AlgoMan · April 9, 2026, 1:15am

Lets us download Predictor Pickle files for further analysis. Also, please let us upload locally trained models as a pickle file to use for back tests and live trading, that would make life much easier for many people here.

hbee · April 9, 2026, 2:30am

@marco I also find this VERY confusing. when using a AI Factor predictor live that was trained using 2-fold CV, what exactly is the training period? is it using the model trained on the first fold, or the more recent fold? is it both? if both, how is it combining the two training periods? is it with or without the hold-out period?

note that this question is for when we use the predictor live. not in the validation period.

AlgoMan · April 9, 2026, 2:39am

It uses the training period you set when creating the predictor. You are not using training data from validation.

marco · April 9, 2026, 1:54pm

If you want a predictor with the freshest data this is what you need to do (it's workflow which is why we need an overhaul):

Example: you reference a predictor this formula: AIFactor("MyAi", "extra trees II")

Copy your AI Factor (click the three bars and do a Save As). This creates a new AI Factor called "MyAi - Copy".
Only select Predictors in the next page
Load a new dataset as far as it lets you
Train your "extra trees II" predictor
Rename the AI Factor "MyAi" to "MyAi OLD"
Rename the AI Factor "MyAi - Copy" to "MyAi"

When you rebalance you will now use the new predictor.

Should be easy

This is where it gets tricky. The features better line up exactly. But I suppose it's all doable. We are also planning to allow you to reference external datasets, so it makes total sense.

Thanks

pitmaster · April 9, 2026, 3:17pm

This would be very useful.

hbee · April 9, 2026, 4:26pm

okay thanks @marco that’s one heck of a workaround.

This has come up before, but it’s still creating unnecessary noise in model training—Sector and Industry should default to char, not numeric. Right now, LightGBM treats numeric encodings as ordinal, which leads to arbitrary splits (e.g., Sector 10 > Sector 3) that carry no economic meaning.
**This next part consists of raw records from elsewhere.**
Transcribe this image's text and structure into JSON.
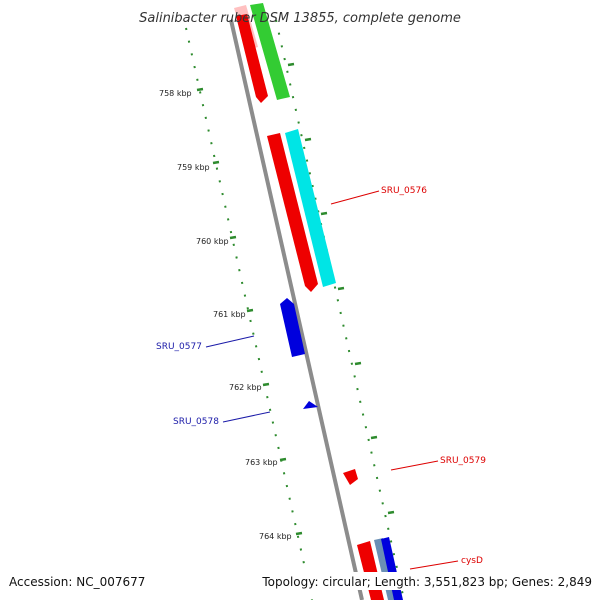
{
  "title": "Salinibacter ruber DSM 13855, complete genome",
  "accession": "Accession: NC_007677",
  "topology": "Topology: circular; Length: 3,551,823 bp; Genes: 2,849",
  "ticks": [
    "758 kbp",
    "759 kbp",
    "760 kbp",
    "761 kbp",
    "762 kbp",
    "763 kbp",
    "764 kbp"
  ],
  "gene_labels": [
    {
      "id": "SRU_0576",
      "text": "SRU_0576",
      "color": "#dd0000"
    },
    {
      "id": "SRU_0577",
      "text": "SRU_0577",
      "color": "#1a1aa8"
    },
    {
      "id": "SRU_0578",
      "text": "SRU_0578",
      "color": "#1a1aa8"
    },
    {
      "id": "SRU_0579",
      "text": "SRU_0579",
      "color": "#dd0000"
    },
    {
      "id": "cysD",
      "text": "cysD",
      "color": "#dd0000"
    }
  ],
  "colors": {
    "backbone": "#8c8c8c",
    "tick_marks": "#2e8b2e",
    "forward_cds": "#ee0000",
    "reverse_cds": "#0000dd",
    "cyan_feature": "#00e5e5",
    "green_feature": "#33cc33",
    "pink_feature": "#ffc0c0",
    "steel_feature": "#6a8fb5"
  }
}
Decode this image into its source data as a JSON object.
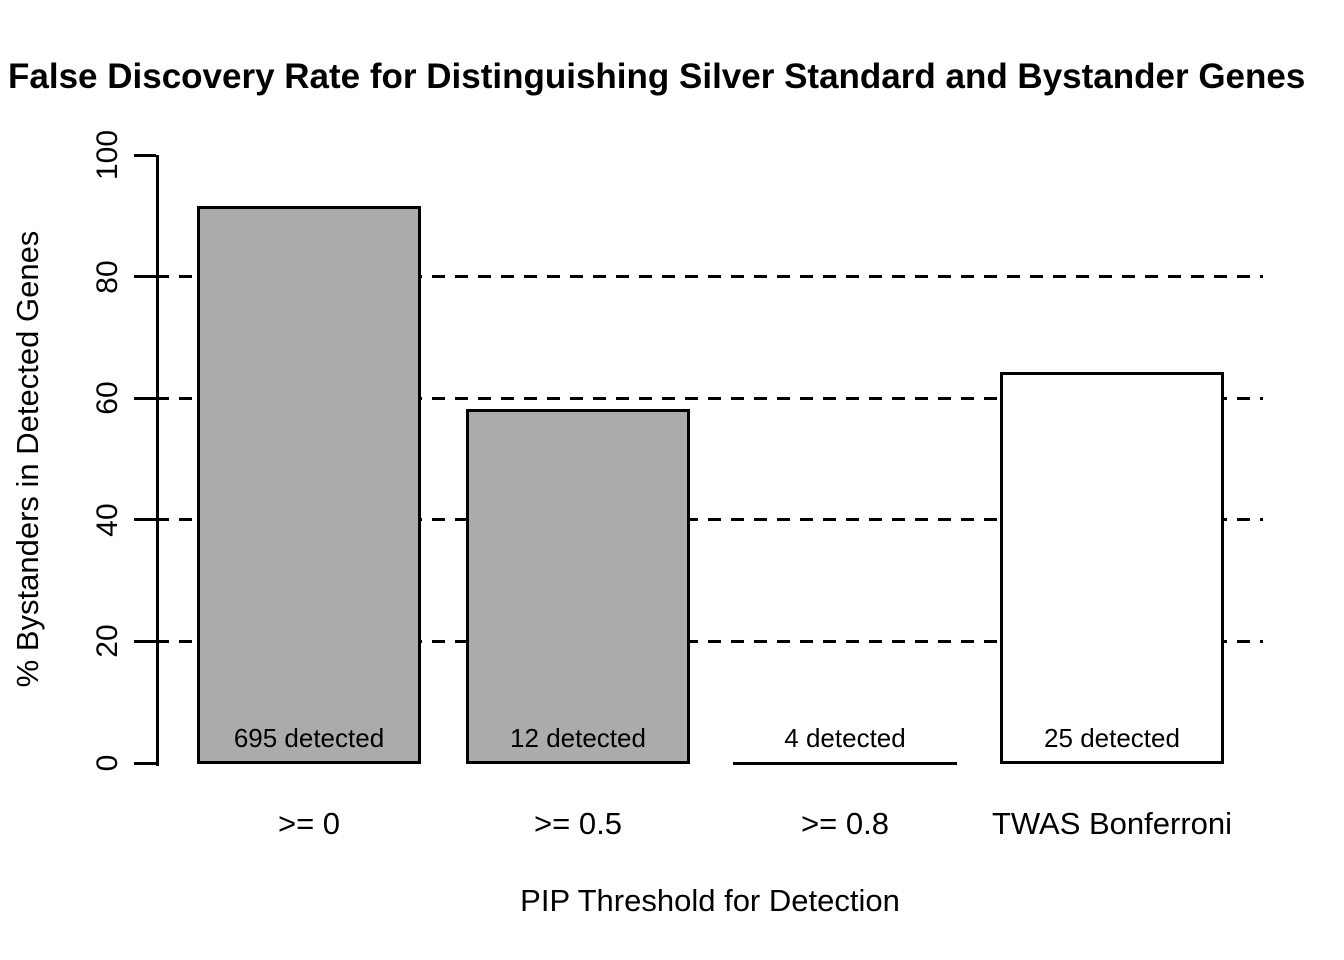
{
  "chart_data": {
    "type": "bar",
    "title": "False Discovery Rate for Distinguishing Silver Standard and Bystander Genes",
    "xlabel": "PIP Threshold for Detection",
    "ylabel": "% Bystanders in Detected Genes",
    "categories": [
      ">= 0",
      ">= 0.5",
      ">= 0.8",
      "TWAS Bonferroni"
    ],
    "values": [
      91.3,
      58,
      0,
      64
    ],
    "bar_labels": [
      "695 detected",
      "12 detected",
      "4 detected",
      "25 detected"
    ],
    "bar_colors": [
      "#ABABAB",
      "#ABABAB",
      "#ABABAB",
      "#FFFFFF"
    ],
    "border_color": "#000000",
    "ylim": [
      0,
      100
    ],
    "yticks": [
      0,
      20,
      40,
      60,
      80,
      100
    ],
    "gridlines_at": [
      20,
      40,
      60,
      80
    ],
    "gridline_style": "dashed",
    "legend": "none",
    "background_color": "#FFFFFF"
  }
}
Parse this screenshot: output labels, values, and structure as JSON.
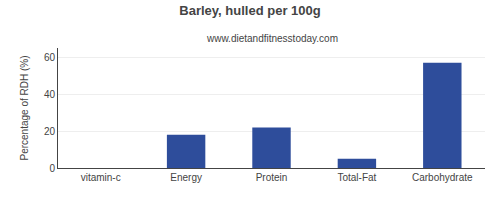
{
  "chart_data": {
    "type": "bar",
    "title": "Barley, hulled per 100g",
    "subtitle": "www.dietandfitnesstoday.com",
    "ylabel": "Percentage of RDH (%)",
    "categories": [
      "vitamin-c",
      "Energy",
      "Protein",
      "Total-Fat",
      "Carbohydrate"
    ],
    "values": [
      0,
      18,
      22,
      5,
      57
    ],
    "color": "#2e4d9b",
    "ylim": [
      0,
      65
    ],
    "yticks": [
      0,
      20,
      40,
      60
    ],
    "grid": true
  }
}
Those splits look valid to the model but are effectively injecting noise into the tree structure, especially given how heavily sector/industry show up as top features in practice .

Setting these to categorical (char) forces the model to evaluate them correctly—as discrete groupings—so splits become economically interpretable (e.g., software vs. energy) rather than numerically arbitrary. This is a small change, but it directly improves signal quality and reduces the risk of misleading feature importance in AI factors.

marco · April 9, 2026, 7:41pm

Yes, there's no support for categorical atm. Trying to decide if we should add support for it now or as part of the next major version. We have not had a lot of users asking for it. Or maybe they don't realize what's happening.

Thanks

Jrinne · April 9, 2026, 9:01pm

This has broad interest.

Summary of the feature request: excess returns relative to the universe as a target.

hbee · April 9, 2026, 9:16pm

yes I ran into that when I first started using AI factors and wondered why there wasn't equal weight of the universe as benchmark…

then I forgot to do the feature request. thank you for the upvote.

Doney1000 · April 16, 2026, 9:16am

Isn’t that already possible? Just used it yesterday with FRank(). If you get a lookforward error just add a term +Future%Chg(n)*0 with n being your desired period which you also use within the target formula.

Point 2) remains

AlgoMan · April 21, 2026, 12:53pm

Allow to train on a subset of data when training with GAM Models, like 200k of rows or so. It is not necessary to train with full dataset with GAM, it's just slow and uses memory.

hbee · April 21, 2026, 2:00pm

unfortunately not possible today. your workaround doesn't actually forward lag the FRank(). maybe my request wasn't clear. I'd like to train on custom metrics such as FRank() but forward lagged so it's useful in AI factors. currently nested loops aren't supported so this isn't possible.